Os olhos da garotinha brilharam de felicidade. Ele queria abraçá-la, mas devia ser cauteloso. Zoe podia ainda não se sentir à vontade com isso. Quin ainda era praticamente um estranho, apesar das ligações de sangue.
— Vamos colocar, então, a Ulisses na árvore? — perguntou, animada, jogando o lençol no chão e pulando da cama. Carregando a borboleta de vidro cuidadosamente, estava quase chegando na janela quando parou e olhou para ele.
Quin não se mexera. A filha o deixava extasiado; o andar gracioso, as pernas e os braços gordinhos, a perfeição suave da pele infantil, o cabelo escuro bagunçado pela noite de sono.
Ele sorria e ela devolveu o sorriso antes de dizer:
— Tenho que chamar a mamãe. Ela gruda as borboletas na árvore com cola.
— Tudo bem.
— Aliás, tenho de ir ao banheiro também... — confessou, envergonhada.
— Sempre temos de fazer isso assim que acordamos.
Zoe ficou aliviada por ser compreendida. Entregou-lhe o presente e correu para o banheiro.
— Cuide da Ulisses até eu voltar. Não saia daí.
— Pode deixar.
— Obrigada papai!
Com outro sorriso, ela se foi. Ouviu-a chamando a mãe e a avó. A voz transbordava de animação. Quin tinha de reconhecer que as duas mulheres deram um lar cheio de amor para a menina. Não deviam ter sentido sua falta. Ninguém sente falta do que sequer conhece.
Nicole estava preocupada com aquela intromissão, preocupada quanto ao efeito que isso causaria em Zoe. Não confiava nele. Quin percebeu que apenas o tempo provaria que ela estava errada, mas quanto tempo isso levaria? Ele já perdera muito.
Olhou para a borboleta azul que Zoe colocou em sua mão para garantir que ele não iria embora antes de ela voltar. Pelo menos a filha confiava em sua palavra. Quin jurou que ela jamais teria razão para não acreditar. Podia ser impossível protegê-la de toda dor na vida, mas se esforçaria ao máximo para não lhe causar nenhum sofrimento. Mas havia uma coisa que Nicole não podia negar: ele agradara à menina.

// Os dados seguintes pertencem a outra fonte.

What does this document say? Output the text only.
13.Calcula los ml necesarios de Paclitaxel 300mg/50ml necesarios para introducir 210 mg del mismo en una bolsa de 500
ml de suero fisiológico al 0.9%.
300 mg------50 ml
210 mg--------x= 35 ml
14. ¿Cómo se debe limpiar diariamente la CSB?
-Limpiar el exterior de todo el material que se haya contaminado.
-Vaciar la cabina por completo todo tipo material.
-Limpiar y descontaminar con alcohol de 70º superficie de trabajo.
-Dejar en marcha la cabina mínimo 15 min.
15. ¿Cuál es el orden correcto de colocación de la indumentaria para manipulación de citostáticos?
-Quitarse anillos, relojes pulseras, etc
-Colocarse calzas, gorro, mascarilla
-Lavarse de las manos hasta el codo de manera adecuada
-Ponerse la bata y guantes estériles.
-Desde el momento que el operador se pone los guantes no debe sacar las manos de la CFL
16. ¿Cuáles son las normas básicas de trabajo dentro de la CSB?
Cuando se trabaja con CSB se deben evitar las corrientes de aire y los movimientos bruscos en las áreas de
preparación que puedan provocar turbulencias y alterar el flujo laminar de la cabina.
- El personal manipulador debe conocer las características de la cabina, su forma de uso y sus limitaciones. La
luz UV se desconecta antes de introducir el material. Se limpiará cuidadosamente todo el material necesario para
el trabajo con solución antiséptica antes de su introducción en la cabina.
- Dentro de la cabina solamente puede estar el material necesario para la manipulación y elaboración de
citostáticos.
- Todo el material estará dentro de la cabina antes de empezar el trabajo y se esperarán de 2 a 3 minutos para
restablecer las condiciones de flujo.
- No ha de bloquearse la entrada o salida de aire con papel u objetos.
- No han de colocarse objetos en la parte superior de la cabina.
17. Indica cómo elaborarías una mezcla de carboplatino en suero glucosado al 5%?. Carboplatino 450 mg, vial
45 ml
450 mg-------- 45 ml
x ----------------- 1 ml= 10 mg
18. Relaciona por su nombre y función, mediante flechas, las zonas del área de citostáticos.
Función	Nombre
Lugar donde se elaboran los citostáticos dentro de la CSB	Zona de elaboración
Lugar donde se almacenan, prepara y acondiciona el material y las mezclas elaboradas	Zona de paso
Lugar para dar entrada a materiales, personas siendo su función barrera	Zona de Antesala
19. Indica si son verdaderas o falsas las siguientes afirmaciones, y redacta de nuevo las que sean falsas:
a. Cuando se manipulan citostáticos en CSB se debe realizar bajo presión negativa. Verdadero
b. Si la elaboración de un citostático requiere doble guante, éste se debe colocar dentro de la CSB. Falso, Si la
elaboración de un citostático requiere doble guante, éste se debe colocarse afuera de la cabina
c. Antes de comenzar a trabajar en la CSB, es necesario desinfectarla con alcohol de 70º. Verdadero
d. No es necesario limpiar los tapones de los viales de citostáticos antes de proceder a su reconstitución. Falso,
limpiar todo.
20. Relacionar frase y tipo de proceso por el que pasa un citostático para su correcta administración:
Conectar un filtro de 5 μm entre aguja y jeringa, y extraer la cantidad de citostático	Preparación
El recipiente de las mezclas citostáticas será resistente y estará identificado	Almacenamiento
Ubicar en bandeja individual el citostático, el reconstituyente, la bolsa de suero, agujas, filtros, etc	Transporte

Zoe voltou correndo. Nicole a seguia relutante, apesar dos gritos animados da filha.
— Venha ver, mamãe. É de vidro. Mostre para ela, pai.
Nicole lançou-lhe um olhar duro. Quin entregou o presente à garota.

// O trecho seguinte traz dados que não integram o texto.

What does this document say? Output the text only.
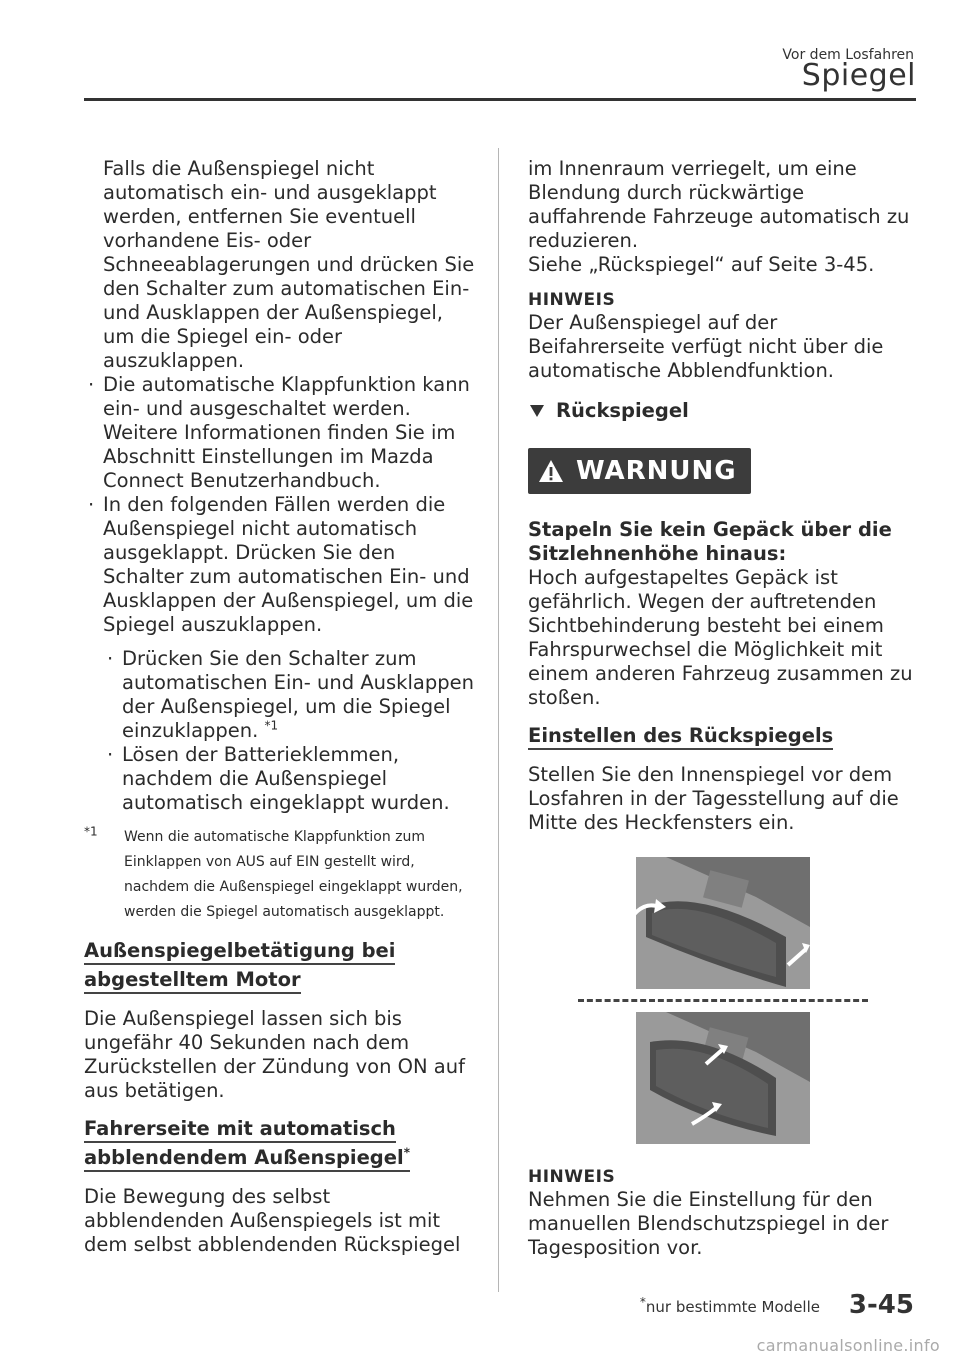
Vor dem Losfahren
Spiegel

Falls die Außenspiegel nicht automatisch ein- und ausgeklappt werden, entfernen Sie eventuell vorhandene Eis- oder Schneeablagerungen und drücken Sie den Schalter zum automatischen Ein- und Ausklappen der Außenspiegel, um die Spiegel ein- oder auszuklappen.

· Die automatische Klappfunktion kann ein- und ausgeschaltet werden. Weitere Informationen finden Sie im Abschnitt Einstellungen im Mazda Connect Benutzerhandbuch.

· In den folgenden Fällen werden die Außenspiegel nicht automatisch ausgeklappt. Drücken Sie den Schalter zum automatischen Ein- und Ausklappen der Außenspiegel, um die Spiegel auszuklappen.

· Drücken Sie den Schalter zum automatischen Ein- und Ausklappen der Außenspiegel, um die Spiegel einzuklappen. $^{*1}$

· Lösen der Batterieklemmen, nachdem die Außenspiegel automatisch eingeklappt wurden.

*1 Wenn die automatische Klappfunktion zum Einklappen von AUS auf EIN gestellt wird, nachdem die Außenspiegel eingeklappt wurden, werden die Spiegel automatisch ausgeklappt.

Außenspiegelbetätigung bei
abgestelltem Motor

Die Außenspiegel lassen sich bis ungefähr 40 Sekunden nach dem Zurückstellen der Zündung von ON auf aus betätigen.

Fahrerseite mit automatisch
abblendendem Außenspiegel*

Die Bewegung des selbst abblendenden Außenspiegels ist mit dem selbst abblendenden Rückspiegel

im Innenraum verriegelt, um eine Blendung durch rückwärtige auffahrende Fahrzeuge automatisch zu reduzieren.

Siehe „Rückspiegel“ auf Seite 3-45.

HINWEIS

Der Außenspiegel auf der Beifahrerseite verfügt nicht über die automatische Abblendfunktion.

Rückspiegel
WARNUNG

Stapeln Sie kein Gepäck über die Sitzlehnenhöhe hinaus:

Hoch aufgestapeltes Gepäck ist gefährlich. Wegen der auftretenden Sichtbehinderung besteht bei einem Fahrspurwechsel die Möglichkeit mit einem anderen Fahrzeug zusammen zu stoßen.

Einstellen des Rückspiegels

Stellen Sie den Innenspiegel vor dem Losfahren in der Tagesstellung auf die Mitte des Heckfensters ein.

HINWEIS

Nehmen Sie die Einstellung für den manuellen Blendschutzspiegel in der Tagesposition vor.

*nur bestimmte Modelle 3-45
carmanualsonline.info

— Mostre você, Zoe. É seu.
Ela segurou cuidadosamente e virou-se para a mãe, que não queria que ele tivesse comprado o presente. Agora, ele entendia a atitude de Nicole. As borboletas estavam muito ligadas à vida de sua filha — uma vida da qual ele jamais compartilhara.
— Acho que é muito pesado para prender com cola, Zoe — disse, séria. — Você não quer que caia e quebre, não é?

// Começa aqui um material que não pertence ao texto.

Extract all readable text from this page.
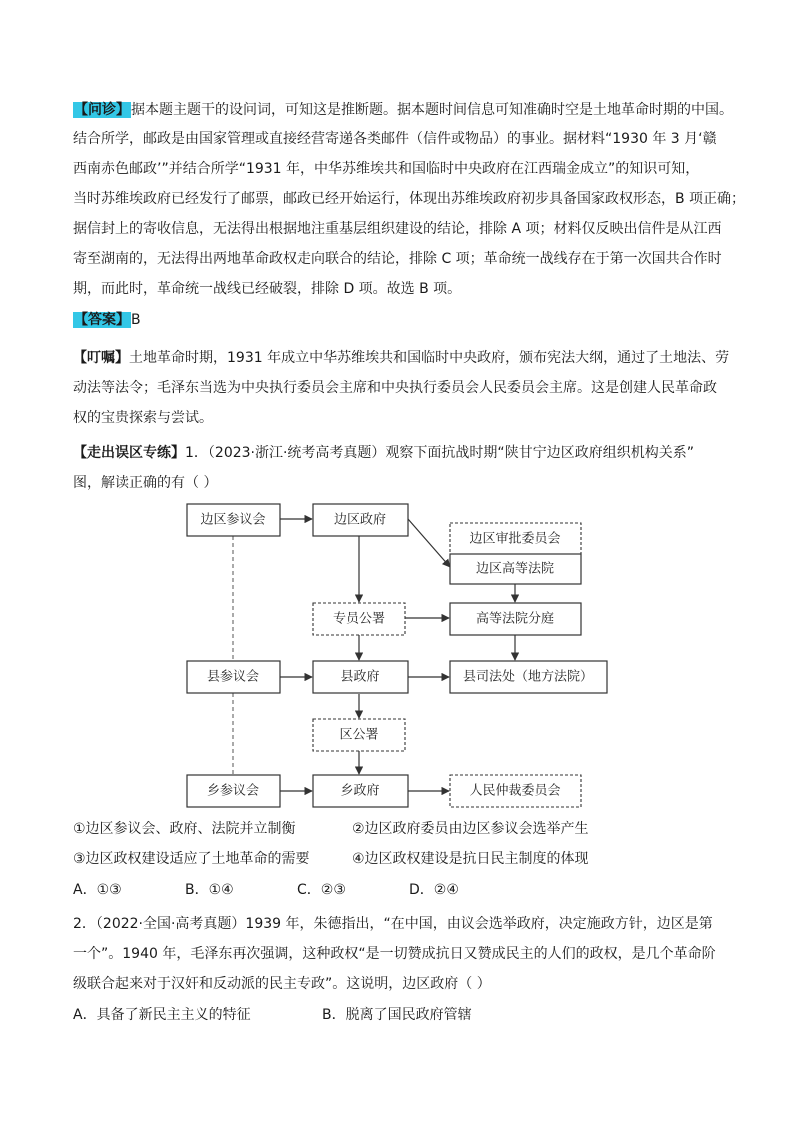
【问诊】据本题主题干的设问词，可知这是推断题。据本题时间信息可知准确时空是土地革命时期的中国。
结合所学，邮政是由国家管理或直接经营寄递各类邮件（信件或物品）的事业。据材料“1930 年 3 月‘赣
西南赤色邮政’”并结合所学“1931 年，中华苏维埃共和国临时中央政府在江西瑞金成立”的知识可知，
当时苏维埃政府已经发行了邮票，邮政已经开始运行，体现出苏维埃政府初步具备国家政权形态，B 项正确；
据信封上的寄收信息，无法得出根据地注重基层组织建设的结论，排除 A 项；材料仅反映出信件是从江西
寄至湖南的，无法得出两地革命政权走向联合的结论，排除 C 项；革命统一战线存在于第一次国共合作时
期，而此时，革命统一战线已经破裂，排除 D 项。故选 B 项。
【答案】B
【叮嘱】土地革命时期，1931 年成立中华苏维埃共和国临时中央政府，颁布宪法大纲，通过了土地法、劳
动法等法令；毛泽东当选为中央执行委员会主席和中央执行委员会人民委员会主席。这是创建人民革命政
权的宝贵探索与尝试。
【走出误区专练】1．（2023·浙江·统考高考真题）观察下面抗战时期“陕甘宁边区政府组织机构关系”
图，解读正确的有（ ）
边区参议会	边区政府
边区审批委员会
边区高等法院
专员公署	高等法院分庭
县参议会	县政府	县司法处（地方法院）
区公署
乡参议会	乡政府	人民仲裁委员会
①边区参议会、政府、法院并立制衡	②边区政府委员由边区参议会选举产生
③边区政权建设适应了土地革命的需要	④边区政权建设是抗日民主制度的体现
A．①③	B．①④	C．②③	D．②④
2．（2022·全国·高考真题）1939 年，朱德指出，“在中国，由议会选举政府，决定施政方针，边区是第
一个”。1940 年，毛泽东再次强调，这种政权“是一切赞成抗日又赞成民主的人们的政权，是几个革命阶
级联合起来对于汉奸和反动派的民主专政”。这说明，边区政府（ ）
A．具备了新民主主义的特征	B．脱离了国民政府管辖
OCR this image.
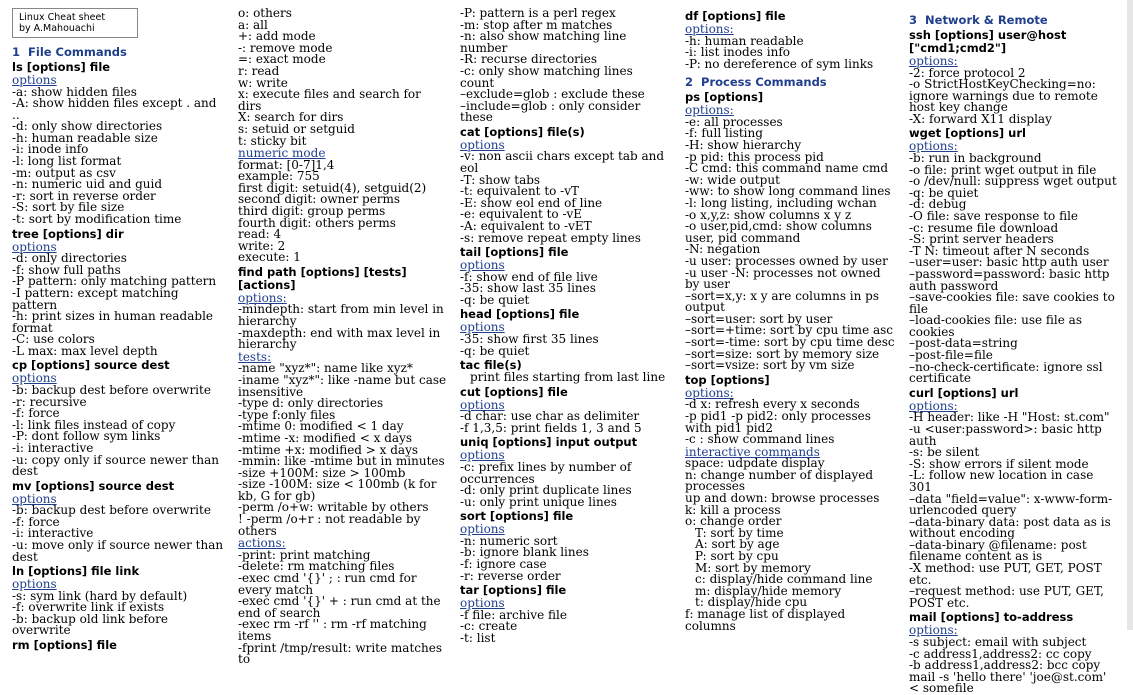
Linux Cheat sheet
by A.Mahouachi
1 File Commands
ls [options] file
options
-a: show hidden files
-A: show hidden files except . and ..
-d: only show directories
-h: human readable size
-i: inode info
-l: long list format
-m: output as csv
-n: numeric uid and guid
-r: sort in reverse order
-S: sort by file size
-t: sort by modification time
tree [options] dir
options
-d: only directories
-f: show full paths
-P pattern: only matching pattern
-I pattern: except matching pattern
-h: print sizes in human readable format
-C: use colors
-L max: max level depth
cp [options] source dest
options
-b: backup dest before overwrite
-r: recursive
-f: force
-l: link files instead of copy
-P: dont follow sym links
-i: interactive
-u: copy only if source newer than dest
mv [options] source dest
options
-b: backup dest before overwrite
-f: force
-i: interactive
-u: move only if source newer than dest
ln [options] file link
options
-s: sym link (hard by default)
-f: overwrite link if exists
-b: backup old link before overwrite
rm [options] file
o: others
a: all
+: add mode
-: remove mode
=: exact mode
r: read
w: write
x: execute files and search for dirs
X: search for dirs
s: setuid or setguid
t: sticky bit
numeric mode
format: [0-7]1,4
example: 755
first digit: setuid(4), setguid(2)
second digit: owner perms
third digit: group perms
fourth digit: others perms
read: 4
write: 2
execute: 1
find path [options] [tests] [actions]
options:
-mindepth: start from min level in hierarchy
-maxdepth: end with max level in hierarchy
tests:
-name "xyz*": name like xyz*
-iname "xyz*": like -name but case insensitive
-type d: only directories
-type f:only files
-mtime 0: modified < 1 day
-mtime -x: modified < x days
-mtime +x: modified > x days
-mmin: like -mtime but in minutes
-size +100M: size > 100mb
-size -100M: size < 100mb (k for kb, G for gb)
-perm /o+w: writable by others
! -perm /o+r : not readable by others
actions:
-print: print matching
-delete: rm matching files
-exec cmd '{}' ; : run cmd for every match
-exec cmd '{}' + : run cmd at the end of search
-exec rm -rf '' : rm -rf matching items
-fprint /tmp/result: write matches to
-P: pattern is a perl regex
-m: stop after m matches
-n: also show matching line number
-R: recurse directories
-c: only show matching lines count
–exclude=glob : exclude these
–include=glob : only consider these
cat [options] file(s)
options
-v: non ascii chars except tab and eol
-T: show tabs
-t: equivalent to -vT
-E: show eol end of line
-e: equivalent to -vE
-A: equivalent to -vET
-s: remove repeat empty lines
tail [options] file
options
-f: show end of file live
-35: show last 35 lines
-q: be quiet
head [options] file
options
-35: show first 35 lines
-q: be quiet
tac file(s)
print files starting from last line
cut [options] file
options
-d char: use char as delimiter
-f 1,3,5: print fields 1, 3 and 5
uniq [options] input output
options
-c: prefix lines by number of occurrences
-d: only print duplicate lines
-u: only print unique lines
sort [options] file
options
-n: numeric sort
-b: ignore blank lines
-f: ignore case
-r: reverse order
tar [options] file
options
-f file: archive file
-c: create
-t: list
df [options] file
options:
-h: human readable
-i: list inodes info
-P: no dereference of sym links
2 Process Commands
ps [options]
options:
-e: all processes
-f: full listing
-H: show hierarchy
-p pid: this process pid
-C cmd: this command name cmd
-w: wide output
-ww: to show long command lines
-l: long listing, including wchan
-o x,y,z: show columns x y z
-o user,pid,cmd: show columns user, pid command
-N: negation
-u user: processes owned by user
-u user -N: processes not owned by user
–sort=x,y: x y are columns in ps output
–sort=user: sort by user
–sort=+time: sort by cpu time asc
–sort=-time: sort by cpu time desc
–sort=size: sort by memory size
–sort=vsize: sort by vm size
top [options]
options:
-d x: refresh every x seconds
-p pid1 -p pid2: only processes with pid1 pid2
-c : show command lines
interactive commands
space: udpdate display
n: change number of displayed processes
up and down: browse processes
k: kill a process
o: change order
T: sort by time
A: sort by age
P: sort by cpu
M: sort by memory
c: display/hide command line
m: display/hide memory
t: display/hide cpu
f: manage list of displayed columns
3 Network & Remote
ssh [options] user@host ["cmd1;cmd2"]
options:
-2: force protocol 2
-o StrictHostKeyChecking=no: ignore warnings due to remote host key change
-X: forward X11 display
wget [options] url
options:
-b: run in background
-o file: print wget output in file
-o /dev/null: suppress wget output
-q: be quiet
-d: debug
-O file: save response to file
-c: resume file download
-S: print server headers
-T N: timeout after N seconds
–user=user: basic http auth user
–password=password: basic http auth password
–save-cookies file: save cookies to file
–load-cookies file: use file as cookies
–post-data=string
–post-file=file
–no-check-certificate: ignore ssl certificate
curl [options] url
options:
-H header: like -H "Host: st.com"
-u <user:password>: basic http auth
-s: be silent
-S: show errors if silent mode
-L: follow new location in case 301
–data "field=value": x-www-form-urlencoded query
–data-binary data: post data as is without encoding
–data-binary @filename: post filename content as is
-X method: use PUT, GET, POST etc.
–request method: use PUT, GET, POST etc.
mail [options] to-address
options:
-s subject: email with subject
-c address1,address2: cc copy
-b address1,address2: bcc copy
mail -s 'hello there' 'joe@st.com' < somefile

Quin ficou tenso. Ele realmente não fizera parte da árvore, mas não teve escolha. Nicole decidiu não lhe dizer nada sobre a existência da filha. Se tivesse a chance, teria cuidado de Zoe o máximo possível. Negar-lhe um espaço agora era o mesmo que afastar qualquer recomeço.
— Mas, mamãe, temos de colá-la — insistiu Zoe. — E a minha primeira borboleta do papai. Podemos amarrar em um galho?
Que criança esperta pensou Quin, olhando para Nicole, para ver como ela enfrentaria o desafio.
— Isso vai estragar o resto, Zoe. A árvore é muito bonita para colocar um barbante. Por que não botamos no parapeito e fingimos que ela está voando sobre as outras?
Zoe mirou a janela, estudando a posição. Depois de alguns instantes, colocou a Ulisses no peitoril e se afastou para ver o resultado.
— Hum... Não é o mesmo que ficar na árvore, mãe. Ela parece sozinha.
— Talvez seu pai compre outras para fazer companhia — respondeu Nicole, desafiando-o.
— Essa não vai ser a única, Zoe — garantiu ele, avisando a Nicole que não ia desaparecer. — Mas se você quiser que a Ulisses fique na árvore, posso comprar uma corrente prateada para prender, e ficar ainda mais brilhante e bonito. Que tal?
O rosto de Zoe se iluminou.
— Assim ficaria lindo, pai.
Ele não se importava com a reação de Nicole. Na verdade, criar as oportunidades parecia melhor que esperar as coisas acontecerem.
— Trago a corrente no sábado de manhã e, se sua mãe não se importar, poderíamos passar o dia todo juntos.
— Mãe? — implorou Zoe.
Nicole forçou um sorriso.
— Tudo bem. Agora acho melhor você se vestir e ir tomar café.
— O papai pode tomar café comigo? — perguntou, ansiosa.
— Não, ele tem de ir trabalhar. Por isso ele está de terno. Foi muito gentil da parte dele vir aqui hoje especialmente para vê-la. Você agradeceu o presente?
— Não! — Zoe olhou para ele, assustada por ter esquecido de agradecer.
Aproveitando a oportunidade, Quin sorriu e estendeu os braços.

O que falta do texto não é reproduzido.